You are responsible for ensuring that the education in Kenya would be appropriate for your child/children before accepting a posting to Kenya.
The main medical centre is in BATUK Main (within Nyati Barracks). Telephone consultations are available for families and Service personnel based in Nairobi, with the doctors at Nyati. When needed, provisions are made at the Aga Khan Hospital (AKH) in Nairobi, approx. 250Kms away from Nanyuki – it is a private hospital run by Kenyan specialists. They may provide similar treatment to the UK. However, for any routine surgery, the UK is recommended.
Dental appointments can be made via the medical centre in Nanyuki. This also includes opticians.
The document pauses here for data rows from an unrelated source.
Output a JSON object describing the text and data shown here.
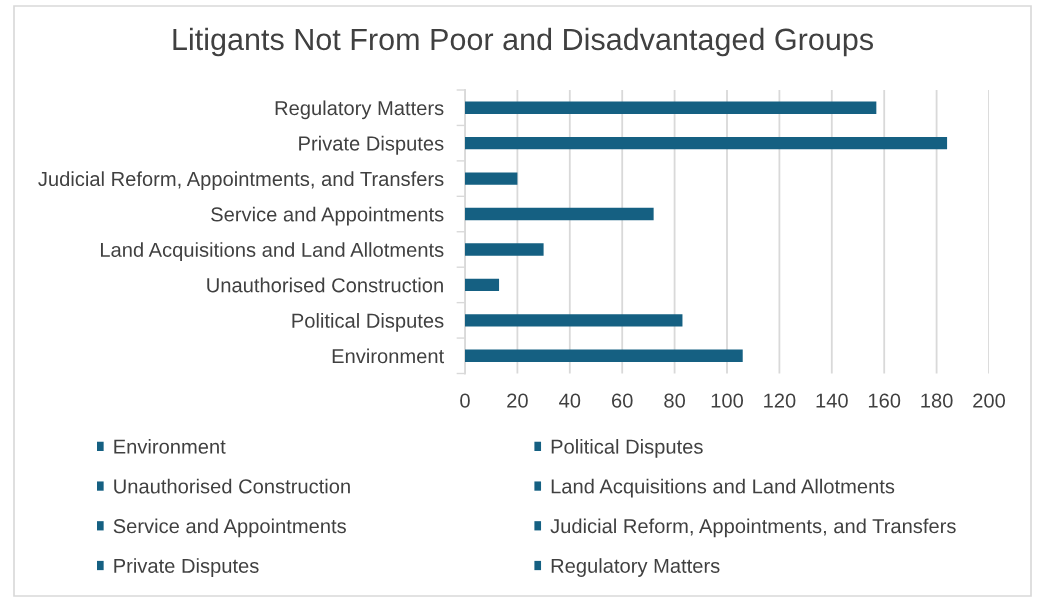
{
  "chart_data": {
    "type": "bar",
    "orientation": "horizontal",
    "title": "Litigants Not From Poor and Disadvantaged Groups",
    "categories": [
      "Regulatory Matters",
      "Private Disputes",
      "Judicial Reform, Appointments, and Transfers",
      "Service and Appointments",
      "Land Acquisitions and Land Allotments",
      "Unauthorised Construction",
      "Political Disputes",
      "Environment"
    ],
    "series": [
      {
        "name": "Environment",
        "color": "#156082",
        "values": [
          null,
          null,
          null,
          null,
          null,
          null,
          null,
          106
        ]
      },
      {
        "name": "Political Disputes",
        "color": "#156082",
        "values": [
          null,
          null,
          null,
          null,
          null,
          null,
          83,
          null
        ]
      },
      {
        "name": "Unauthorised Construction",
        "color": "#156082",
        "values": [
          null,
          null,
          null,
          null,
          null,
          13,
          null,
          null
        ]
      },
      {
        "name": "Land Acquisitions and Land Allotments",
        "color": "#156082",
        "values": [
          null,
          null,
          null,
          null,
          30,
          null,
          null,
          null
        ]
      },
      {
        "name": "Service and Appointments",
        "color": "#156082",
        "values": [
          null,
          null,
          null,
          72,
          null,
          null,
          null,
          null
        ]
      },
      {
        "name": "Judicial Reform, Appointments, and Transfers",
        "color": "#156082",
        "values": [
          null,
          null,
          20,
          null,
          null,
          null,
          null,
          null
        ]
      },
      {
        "name": "Private Disputes",
        "color": "#156082",
        "values": [
          null,
          184,
          null,
          null,
          null,
          null,
          null,
          null
        ]
      },
      {
        "name": "Regulatory Matters",
        "color": "#156082",
        "values": [
          157,
          null,
          null,
          null,
          null,
          null,
          null,
          null
        ]
      }
    ],
    "xlim": [
      0,
      200
    ],
    "xticks": [
      0,
      20,
      40,
      60,
      80,
      100,
      120,
      140,
      160,
      180,
      200
    ],
    "grid": "x",
    "legend": "bottom"
  }
}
The dentist is based in Nairobi, opposite the AKH. There are plans for a new dental centre, within Nyati Barracks, to be operational in 2020.
Regarding pregnancy, current advice is to leave Kenya at 24 weeks, in order to ensure the safety of mother and child. Current policy states that all deliveries take place in the UK and the child returns at 4 months of age, after their immunisations. Currently, there is no midwife within BATUK, nor do the medical team have specialist training or experience, to guarantee that the care would be in accordance with NICE guidelines. The Medical Emergency Response Team (MERT) are not trained to transfer premature babies and do not have the equipment to do so.
For more information see our Overseas Health page.
Top tip: If you are on long-term medication, you should contact the Senior Medical Officer in BATUK and bring at least six months’ supply of the medication with you. Whilst BATUK do hold a stock of medicine they cannot guarantee that they hold every brand and type. The logistic process is fragile and unreliable so it is best to bring a supply of your own which can be stored in the dispensary whilst more is ordered.
Bringing your pets to Kenya can be very expensive. There are currently no quarantine requirements, but your pets will require a passport, vaccinations and a pet import licence from the Kenyan High Commission. It’s advisable to research your options some months in advance. If you’re in the UK contact DEFRA or the Pet Travel Scheme helpline if you need more information: firstname.lastname@example.org / 0370 241 1710 (Monday to Friday, 8.30am to 5pm (closed on bank holidays)).
You will need transport for everyday use and long-distance travel. Vehicles purchased in Kenya are usually more expensive than in the UK. You have the option of purchasing them on arrival, either from Kenyans or other BATUK personnel. Another option worth considering, is to ship a vehicle over from the UK. Only approved BATUK taxi or bus services should be used and this can become expensive.
A 4X4 is recommended to cope with the many dirt roads in Kenya, and poor road surfaces and adverse weather. Should you choose to ship your vehicle over, it needs to be less than seven years and six months old. You can use a military maintenance sail vessel, but personnel will be liable for importation costs.
To drive in Kenya, you must sit the Kenyan matrix test (a Kenyan driving theory test); this can be completed in the UK at your unit or soon after arrival.
Top tip: Driving in Kenya is an experience. Whilst they drive on the left hand side, you need to have a high level of awareness to cope with the many pot holes and frequent unexpected manoeuvres from other local drivers!
Driving at night is not advised in Nanyuki due to poor street lighting and road surfaces. Driving between Nairobi and Nanyuki is restricted to daylight hours.
Top tip: Traffic in Nairobi can be particularly heavy, with much congestion especially during peak hours. So be prepared!